“Love is the ability and willingness to allow those that you care for to be what they choose for themselves without insistence that they satisfy you.” – Wayne Dyer
When my first son, Dustin, was born and I held him in my arms for the first time my entire being was flooded with love toward him. I was filled with a joy that enveloped me and brought tears to my eyes. At that moment I felt a deep and natural love toward him that did not care what he would grow up to be, it didn’t care what his grades would be, it didn’t care if he would be the best player on the field, it just was. This was a life I helped create and I loved him in a way I did not know existed until that moment.
I grew up believing in God. I have a personal relationship with his son, Jesus Christ. At times, before and even after Dustin’s birth, I questioned if unconditional love was something that even existed. I’ve seen the horrors that man inflicts upon his fellow man and felt the burn and sting of jealousy, back stabbing, resentment, and anger. So how could God love us all unconditionally with all the ugliness we perpetuate upon each other?
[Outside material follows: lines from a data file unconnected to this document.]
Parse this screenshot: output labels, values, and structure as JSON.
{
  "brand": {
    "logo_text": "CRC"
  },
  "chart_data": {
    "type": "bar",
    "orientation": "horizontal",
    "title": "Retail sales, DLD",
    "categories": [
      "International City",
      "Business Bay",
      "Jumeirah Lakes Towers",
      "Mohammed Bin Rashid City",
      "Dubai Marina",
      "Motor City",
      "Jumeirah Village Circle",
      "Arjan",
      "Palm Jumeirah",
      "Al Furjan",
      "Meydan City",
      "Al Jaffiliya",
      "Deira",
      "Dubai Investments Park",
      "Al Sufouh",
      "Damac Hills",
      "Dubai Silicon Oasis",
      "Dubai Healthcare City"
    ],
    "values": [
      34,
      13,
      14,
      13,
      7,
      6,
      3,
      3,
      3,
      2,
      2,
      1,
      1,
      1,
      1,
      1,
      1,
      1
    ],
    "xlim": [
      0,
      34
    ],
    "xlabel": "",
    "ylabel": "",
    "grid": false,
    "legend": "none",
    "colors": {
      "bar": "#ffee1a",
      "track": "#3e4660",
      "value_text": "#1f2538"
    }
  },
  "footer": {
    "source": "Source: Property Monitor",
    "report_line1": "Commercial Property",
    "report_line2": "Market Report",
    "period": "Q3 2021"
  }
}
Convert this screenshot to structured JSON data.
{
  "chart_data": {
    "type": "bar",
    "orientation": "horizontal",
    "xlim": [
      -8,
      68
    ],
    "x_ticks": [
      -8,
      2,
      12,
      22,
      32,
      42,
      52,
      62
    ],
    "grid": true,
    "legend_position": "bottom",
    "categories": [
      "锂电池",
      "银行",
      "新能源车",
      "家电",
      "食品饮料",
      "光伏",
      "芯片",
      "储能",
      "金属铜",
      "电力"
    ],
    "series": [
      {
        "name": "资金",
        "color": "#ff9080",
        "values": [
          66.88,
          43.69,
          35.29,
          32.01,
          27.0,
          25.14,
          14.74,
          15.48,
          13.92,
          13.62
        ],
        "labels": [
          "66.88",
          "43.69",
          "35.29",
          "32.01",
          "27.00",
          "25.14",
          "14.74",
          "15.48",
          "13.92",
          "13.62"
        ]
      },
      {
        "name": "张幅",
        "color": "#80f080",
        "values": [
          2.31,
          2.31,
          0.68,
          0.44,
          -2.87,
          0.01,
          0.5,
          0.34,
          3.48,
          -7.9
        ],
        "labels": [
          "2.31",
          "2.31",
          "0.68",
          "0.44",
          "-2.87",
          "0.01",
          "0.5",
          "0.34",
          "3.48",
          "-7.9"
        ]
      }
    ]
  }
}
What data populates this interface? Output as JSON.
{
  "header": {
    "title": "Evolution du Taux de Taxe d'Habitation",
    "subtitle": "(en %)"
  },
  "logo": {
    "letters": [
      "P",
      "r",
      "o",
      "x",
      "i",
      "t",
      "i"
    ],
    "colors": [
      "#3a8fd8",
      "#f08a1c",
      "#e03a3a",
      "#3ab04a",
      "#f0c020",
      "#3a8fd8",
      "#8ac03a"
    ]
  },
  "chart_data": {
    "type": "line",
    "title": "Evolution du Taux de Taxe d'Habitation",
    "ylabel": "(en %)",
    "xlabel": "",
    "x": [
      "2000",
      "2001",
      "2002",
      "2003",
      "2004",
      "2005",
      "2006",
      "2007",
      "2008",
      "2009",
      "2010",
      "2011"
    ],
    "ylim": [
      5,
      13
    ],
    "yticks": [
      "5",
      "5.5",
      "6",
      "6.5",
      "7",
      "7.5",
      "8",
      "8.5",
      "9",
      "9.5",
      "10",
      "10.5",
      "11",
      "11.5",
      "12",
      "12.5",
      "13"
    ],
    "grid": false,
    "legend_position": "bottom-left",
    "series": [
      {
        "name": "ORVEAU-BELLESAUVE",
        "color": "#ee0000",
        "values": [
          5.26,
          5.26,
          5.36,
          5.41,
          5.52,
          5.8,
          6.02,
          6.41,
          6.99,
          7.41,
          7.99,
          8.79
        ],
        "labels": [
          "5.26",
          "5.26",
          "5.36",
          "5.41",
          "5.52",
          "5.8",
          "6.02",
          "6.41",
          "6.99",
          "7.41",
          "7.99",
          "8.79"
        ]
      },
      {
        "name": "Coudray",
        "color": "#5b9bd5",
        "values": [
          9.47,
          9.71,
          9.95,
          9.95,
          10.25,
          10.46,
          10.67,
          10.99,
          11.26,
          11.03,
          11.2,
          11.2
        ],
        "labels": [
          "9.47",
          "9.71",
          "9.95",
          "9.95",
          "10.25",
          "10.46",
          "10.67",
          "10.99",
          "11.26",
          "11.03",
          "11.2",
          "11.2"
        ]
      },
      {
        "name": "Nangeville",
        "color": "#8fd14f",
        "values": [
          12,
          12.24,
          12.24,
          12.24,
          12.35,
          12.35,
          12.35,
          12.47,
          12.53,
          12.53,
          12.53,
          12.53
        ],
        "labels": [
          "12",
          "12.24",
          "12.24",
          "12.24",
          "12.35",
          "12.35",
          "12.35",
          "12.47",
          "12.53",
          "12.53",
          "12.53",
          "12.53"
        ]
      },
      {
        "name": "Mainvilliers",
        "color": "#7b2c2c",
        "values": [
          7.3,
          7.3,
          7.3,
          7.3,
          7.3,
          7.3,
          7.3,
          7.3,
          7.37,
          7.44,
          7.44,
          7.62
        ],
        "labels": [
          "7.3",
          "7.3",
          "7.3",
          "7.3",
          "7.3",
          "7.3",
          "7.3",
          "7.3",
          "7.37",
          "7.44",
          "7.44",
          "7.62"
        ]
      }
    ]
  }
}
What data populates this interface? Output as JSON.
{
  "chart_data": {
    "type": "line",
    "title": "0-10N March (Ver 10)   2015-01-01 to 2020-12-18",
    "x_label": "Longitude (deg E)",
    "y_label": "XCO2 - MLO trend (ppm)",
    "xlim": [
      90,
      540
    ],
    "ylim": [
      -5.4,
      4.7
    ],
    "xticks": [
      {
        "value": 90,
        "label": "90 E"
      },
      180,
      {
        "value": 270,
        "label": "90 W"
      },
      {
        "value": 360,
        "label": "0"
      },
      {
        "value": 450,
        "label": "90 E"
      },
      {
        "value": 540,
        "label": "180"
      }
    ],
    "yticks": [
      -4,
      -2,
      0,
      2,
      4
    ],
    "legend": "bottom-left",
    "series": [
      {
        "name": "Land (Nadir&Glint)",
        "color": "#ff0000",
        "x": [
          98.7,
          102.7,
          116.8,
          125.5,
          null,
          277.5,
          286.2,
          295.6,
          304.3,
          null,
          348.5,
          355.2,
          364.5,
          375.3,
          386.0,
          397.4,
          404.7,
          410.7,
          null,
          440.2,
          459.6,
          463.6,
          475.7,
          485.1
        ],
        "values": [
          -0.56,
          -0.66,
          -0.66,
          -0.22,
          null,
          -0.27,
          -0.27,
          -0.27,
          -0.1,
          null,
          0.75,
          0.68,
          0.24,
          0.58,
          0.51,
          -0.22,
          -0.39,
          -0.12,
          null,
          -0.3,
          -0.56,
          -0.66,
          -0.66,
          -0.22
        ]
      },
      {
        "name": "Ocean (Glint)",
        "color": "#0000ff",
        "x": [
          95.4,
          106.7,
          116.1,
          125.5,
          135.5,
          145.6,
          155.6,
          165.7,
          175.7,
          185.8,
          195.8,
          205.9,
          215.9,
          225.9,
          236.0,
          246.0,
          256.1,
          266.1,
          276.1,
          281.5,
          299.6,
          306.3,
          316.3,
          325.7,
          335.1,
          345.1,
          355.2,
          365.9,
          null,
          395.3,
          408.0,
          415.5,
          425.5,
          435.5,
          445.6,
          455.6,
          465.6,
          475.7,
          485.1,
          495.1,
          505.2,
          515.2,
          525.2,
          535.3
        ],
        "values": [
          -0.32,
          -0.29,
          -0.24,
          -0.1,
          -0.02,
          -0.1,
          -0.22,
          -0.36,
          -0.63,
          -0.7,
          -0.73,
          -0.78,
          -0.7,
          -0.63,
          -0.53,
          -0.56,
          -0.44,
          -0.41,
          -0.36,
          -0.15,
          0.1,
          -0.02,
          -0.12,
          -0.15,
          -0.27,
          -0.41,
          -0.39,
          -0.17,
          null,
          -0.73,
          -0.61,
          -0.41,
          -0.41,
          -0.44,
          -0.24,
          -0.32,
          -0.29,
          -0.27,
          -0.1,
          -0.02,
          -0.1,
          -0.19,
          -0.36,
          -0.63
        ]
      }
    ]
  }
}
As I searched for photos for this website, I came across some that were taken this year during a trip to Pikes Peak. Dustin and I had a great time together, and I have some really good shots of the two of us together. I was flooded with those same feelings of love I had the day he was born. If I can feel this kind of love toward my child, then it only makes sense that the source that created me should feel, at minimum, the same way about ME. I mess up. I get angry. I say and do things I shouldn’t, but as long as I repent and work toward being a better person, why wouldn’t God forget all that past crap? Just as I do with my children, because I am a child of God. So His love must not be personal, it just is always and forever present.
With that knowledge, I can also love myself unconditionally. I can forgive my past transgressions. Loving and forgiving others is a lot easier when you first learn to do it with yourself.